Matrix expansion (include/exclude semantics)

  • No published spec-perfect standalone library; the correct implementations are embedded in act (Go, ~80 lines), austenstone/actio (TS, most faithful, unmaintained), and the wrkflw-matrix crate (Rust, minor deviations). Moot for us — our matrix isn't a native GHA strategy.matrix; it's generated by generate_sweep_configs.py, so we already own expansion.

GitHub's own tooling

  • No first-party dry-run/validate/matrix-preview anywhere: gh workflow run/view have no such flag; the REST/GraphQL dispatches endpoint fires a real run and only returns HTTP 422 on bad input (validation with the side effect we're avoiding).

Recommendation

  1. Build Layer 1 + Layer 2 on our own generation code — highest value, no Docker/Node/dispatch, most faithful.
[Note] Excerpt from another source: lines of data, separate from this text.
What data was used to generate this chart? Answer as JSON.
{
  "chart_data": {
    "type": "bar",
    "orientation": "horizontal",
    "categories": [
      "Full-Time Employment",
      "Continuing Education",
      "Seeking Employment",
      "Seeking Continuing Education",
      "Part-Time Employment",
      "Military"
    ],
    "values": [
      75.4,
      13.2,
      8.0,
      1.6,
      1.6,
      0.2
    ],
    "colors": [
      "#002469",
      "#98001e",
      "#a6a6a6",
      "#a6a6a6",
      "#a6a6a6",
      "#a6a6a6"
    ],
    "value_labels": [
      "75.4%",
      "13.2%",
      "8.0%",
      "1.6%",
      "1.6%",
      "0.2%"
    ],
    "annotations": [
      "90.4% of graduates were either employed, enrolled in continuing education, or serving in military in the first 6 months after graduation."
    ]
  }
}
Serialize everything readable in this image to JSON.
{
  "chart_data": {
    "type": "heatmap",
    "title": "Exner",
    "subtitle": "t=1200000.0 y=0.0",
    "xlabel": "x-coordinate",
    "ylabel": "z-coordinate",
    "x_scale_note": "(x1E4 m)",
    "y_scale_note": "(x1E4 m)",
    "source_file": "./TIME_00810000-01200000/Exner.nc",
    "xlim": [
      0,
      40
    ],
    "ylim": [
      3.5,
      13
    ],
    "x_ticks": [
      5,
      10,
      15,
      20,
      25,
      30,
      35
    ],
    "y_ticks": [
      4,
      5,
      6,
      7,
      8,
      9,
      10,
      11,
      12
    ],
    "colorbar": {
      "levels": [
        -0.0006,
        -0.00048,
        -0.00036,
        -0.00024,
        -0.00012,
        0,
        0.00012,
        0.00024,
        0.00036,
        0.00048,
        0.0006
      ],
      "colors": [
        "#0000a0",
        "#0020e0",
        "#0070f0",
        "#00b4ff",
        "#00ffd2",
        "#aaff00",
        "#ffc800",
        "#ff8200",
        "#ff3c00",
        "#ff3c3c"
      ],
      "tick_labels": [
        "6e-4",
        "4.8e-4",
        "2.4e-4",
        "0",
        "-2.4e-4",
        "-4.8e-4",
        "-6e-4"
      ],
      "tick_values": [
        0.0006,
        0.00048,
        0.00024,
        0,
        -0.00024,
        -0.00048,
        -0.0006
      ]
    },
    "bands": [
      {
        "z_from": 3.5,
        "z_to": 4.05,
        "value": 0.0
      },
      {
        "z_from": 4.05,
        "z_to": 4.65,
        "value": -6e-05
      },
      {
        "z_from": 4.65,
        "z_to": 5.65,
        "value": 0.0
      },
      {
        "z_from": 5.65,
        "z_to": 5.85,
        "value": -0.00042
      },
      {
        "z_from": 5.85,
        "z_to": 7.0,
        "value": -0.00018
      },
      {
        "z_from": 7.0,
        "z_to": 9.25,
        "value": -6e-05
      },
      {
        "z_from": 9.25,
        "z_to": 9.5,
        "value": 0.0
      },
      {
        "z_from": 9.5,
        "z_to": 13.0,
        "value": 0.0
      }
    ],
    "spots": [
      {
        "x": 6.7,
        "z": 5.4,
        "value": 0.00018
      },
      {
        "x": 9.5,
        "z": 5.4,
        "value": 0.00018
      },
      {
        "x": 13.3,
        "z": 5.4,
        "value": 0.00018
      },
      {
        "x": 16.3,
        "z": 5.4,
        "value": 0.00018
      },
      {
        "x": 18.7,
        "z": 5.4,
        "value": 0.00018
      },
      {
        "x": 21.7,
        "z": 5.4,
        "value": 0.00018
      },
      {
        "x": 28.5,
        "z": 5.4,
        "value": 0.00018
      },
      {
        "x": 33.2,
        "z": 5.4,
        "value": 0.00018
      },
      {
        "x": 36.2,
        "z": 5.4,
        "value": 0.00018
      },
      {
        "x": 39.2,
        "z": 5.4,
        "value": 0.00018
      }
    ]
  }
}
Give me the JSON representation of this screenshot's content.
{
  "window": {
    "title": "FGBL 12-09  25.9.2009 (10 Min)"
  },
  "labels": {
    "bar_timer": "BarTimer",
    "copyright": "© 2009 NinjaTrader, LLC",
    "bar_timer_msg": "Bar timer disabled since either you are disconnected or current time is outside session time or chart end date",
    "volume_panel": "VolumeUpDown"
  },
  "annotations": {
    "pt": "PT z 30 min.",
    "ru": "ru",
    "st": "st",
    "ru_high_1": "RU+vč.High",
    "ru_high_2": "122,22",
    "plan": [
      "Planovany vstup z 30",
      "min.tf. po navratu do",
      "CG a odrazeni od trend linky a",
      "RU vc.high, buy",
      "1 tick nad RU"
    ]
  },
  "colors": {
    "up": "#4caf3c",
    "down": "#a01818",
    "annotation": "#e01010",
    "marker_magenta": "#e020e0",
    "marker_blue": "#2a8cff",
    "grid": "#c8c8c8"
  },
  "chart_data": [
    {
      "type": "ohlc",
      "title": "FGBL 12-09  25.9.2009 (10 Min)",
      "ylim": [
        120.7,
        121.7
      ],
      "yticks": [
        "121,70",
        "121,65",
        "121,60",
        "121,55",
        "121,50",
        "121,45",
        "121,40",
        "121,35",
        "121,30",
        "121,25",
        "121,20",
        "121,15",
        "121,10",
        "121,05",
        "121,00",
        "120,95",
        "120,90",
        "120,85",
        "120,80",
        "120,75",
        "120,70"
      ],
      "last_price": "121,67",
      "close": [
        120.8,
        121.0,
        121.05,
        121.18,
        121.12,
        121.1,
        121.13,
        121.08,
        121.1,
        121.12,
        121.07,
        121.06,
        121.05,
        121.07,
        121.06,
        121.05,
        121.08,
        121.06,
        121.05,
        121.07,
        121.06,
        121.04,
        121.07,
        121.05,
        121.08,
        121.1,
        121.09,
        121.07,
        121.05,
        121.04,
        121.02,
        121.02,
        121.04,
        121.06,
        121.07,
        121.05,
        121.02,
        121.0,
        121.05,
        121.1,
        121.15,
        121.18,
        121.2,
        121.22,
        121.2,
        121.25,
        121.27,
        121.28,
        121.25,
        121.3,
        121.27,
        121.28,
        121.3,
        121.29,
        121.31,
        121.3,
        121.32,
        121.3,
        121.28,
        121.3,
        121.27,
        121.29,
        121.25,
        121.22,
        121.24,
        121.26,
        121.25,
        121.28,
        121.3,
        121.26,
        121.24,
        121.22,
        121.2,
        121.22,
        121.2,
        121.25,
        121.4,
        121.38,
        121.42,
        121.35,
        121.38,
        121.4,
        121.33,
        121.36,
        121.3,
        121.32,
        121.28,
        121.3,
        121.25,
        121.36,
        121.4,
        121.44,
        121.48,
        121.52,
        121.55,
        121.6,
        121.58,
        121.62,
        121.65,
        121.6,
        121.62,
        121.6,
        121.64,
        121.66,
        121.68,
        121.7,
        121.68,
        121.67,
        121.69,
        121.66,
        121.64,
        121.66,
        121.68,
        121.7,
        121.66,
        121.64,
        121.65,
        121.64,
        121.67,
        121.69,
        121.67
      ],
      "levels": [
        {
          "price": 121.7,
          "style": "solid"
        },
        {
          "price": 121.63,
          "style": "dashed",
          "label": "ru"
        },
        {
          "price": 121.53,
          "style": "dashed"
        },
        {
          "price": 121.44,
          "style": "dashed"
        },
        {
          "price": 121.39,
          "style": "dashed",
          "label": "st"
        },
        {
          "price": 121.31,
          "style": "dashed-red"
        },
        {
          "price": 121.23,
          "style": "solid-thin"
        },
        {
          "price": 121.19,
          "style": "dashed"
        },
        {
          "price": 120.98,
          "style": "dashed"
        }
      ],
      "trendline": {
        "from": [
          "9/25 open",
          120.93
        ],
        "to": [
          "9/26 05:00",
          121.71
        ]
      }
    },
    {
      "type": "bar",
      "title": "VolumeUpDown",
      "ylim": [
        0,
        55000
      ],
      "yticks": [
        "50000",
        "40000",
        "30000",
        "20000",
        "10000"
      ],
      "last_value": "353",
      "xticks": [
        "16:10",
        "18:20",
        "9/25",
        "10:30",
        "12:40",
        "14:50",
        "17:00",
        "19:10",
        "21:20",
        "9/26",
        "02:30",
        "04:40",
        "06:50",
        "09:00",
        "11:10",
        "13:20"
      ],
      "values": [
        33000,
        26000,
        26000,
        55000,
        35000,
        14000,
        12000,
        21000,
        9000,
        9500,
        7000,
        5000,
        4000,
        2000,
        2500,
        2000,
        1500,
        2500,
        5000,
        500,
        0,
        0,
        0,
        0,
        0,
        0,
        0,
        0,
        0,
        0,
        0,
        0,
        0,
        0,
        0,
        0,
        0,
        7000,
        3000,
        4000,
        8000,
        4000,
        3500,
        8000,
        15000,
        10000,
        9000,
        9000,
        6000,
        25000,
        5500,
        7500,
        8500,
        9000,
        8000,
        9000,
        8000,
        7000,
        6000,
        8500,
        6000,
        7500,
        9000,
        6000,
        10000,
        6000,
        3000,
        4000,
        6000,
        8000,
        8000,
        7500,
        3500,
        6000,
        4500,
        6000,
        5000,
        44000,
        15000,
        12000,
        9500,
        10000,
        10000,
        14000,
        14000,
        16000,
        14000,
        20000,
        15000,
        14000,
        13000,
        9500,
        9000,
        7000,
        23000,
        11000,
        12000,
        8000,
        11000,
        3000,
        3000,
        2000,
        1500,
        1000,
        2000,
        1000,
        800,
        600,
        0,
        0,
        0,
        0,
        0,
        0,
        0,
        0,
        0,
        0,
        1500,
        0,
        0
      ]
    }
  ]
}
Extract the bucketing out of the YAML into a shared module so dry-run and CI share one implementation.
  2. Optionally run wrkflw (emulation mode) as a sanity cross-check that the workflow steps behave locally.
  3. Add actionlint in CI as an orthogonal YAML-correctness gate.
  4. Only reach for @actions/expressions (via a small Node sidecar) if we ever need faithful ${{ }} evaluation — currently unnecessary.
  5. Do not rely on act --dryrun (writes scripts, never runs them) or wait for a GitHub/gh dry-run (doesn't exist).

Acceptance criteria

  • Layer 1: dry-run GEN_CMD="..." prints all six bucketed matrices + a summary (job count, SKUs, conc points, eval-marked entries) from the same generate-cli-command CI uses.
  • The six bucketing filters are factored out of e2e-tests.yml into a shared module imported by both the workflow and the dry run (no duplication / drift).
  • Layer 2: a DRY_RUN path through benchmark_lib.sh + scenario scripts + launchers writes config.yaml, *_command.txt, and mooncake_config.json to an output dir while skipping salloc/srun, server launch, and aiperf execution.
  • Nothing is dispatched to GitHub and nothing runs on the clusters.
  • (Optional) actionlint wired into CI as a lint gate.

Research: two-pass investigation (repo pipeline map + tooling landscape survey, cross-verified July 2026). Key sources: act / act #1347, wrkflw, actionlint, @actions/expressions, @actions/workflow-parser, GHA matrix docs.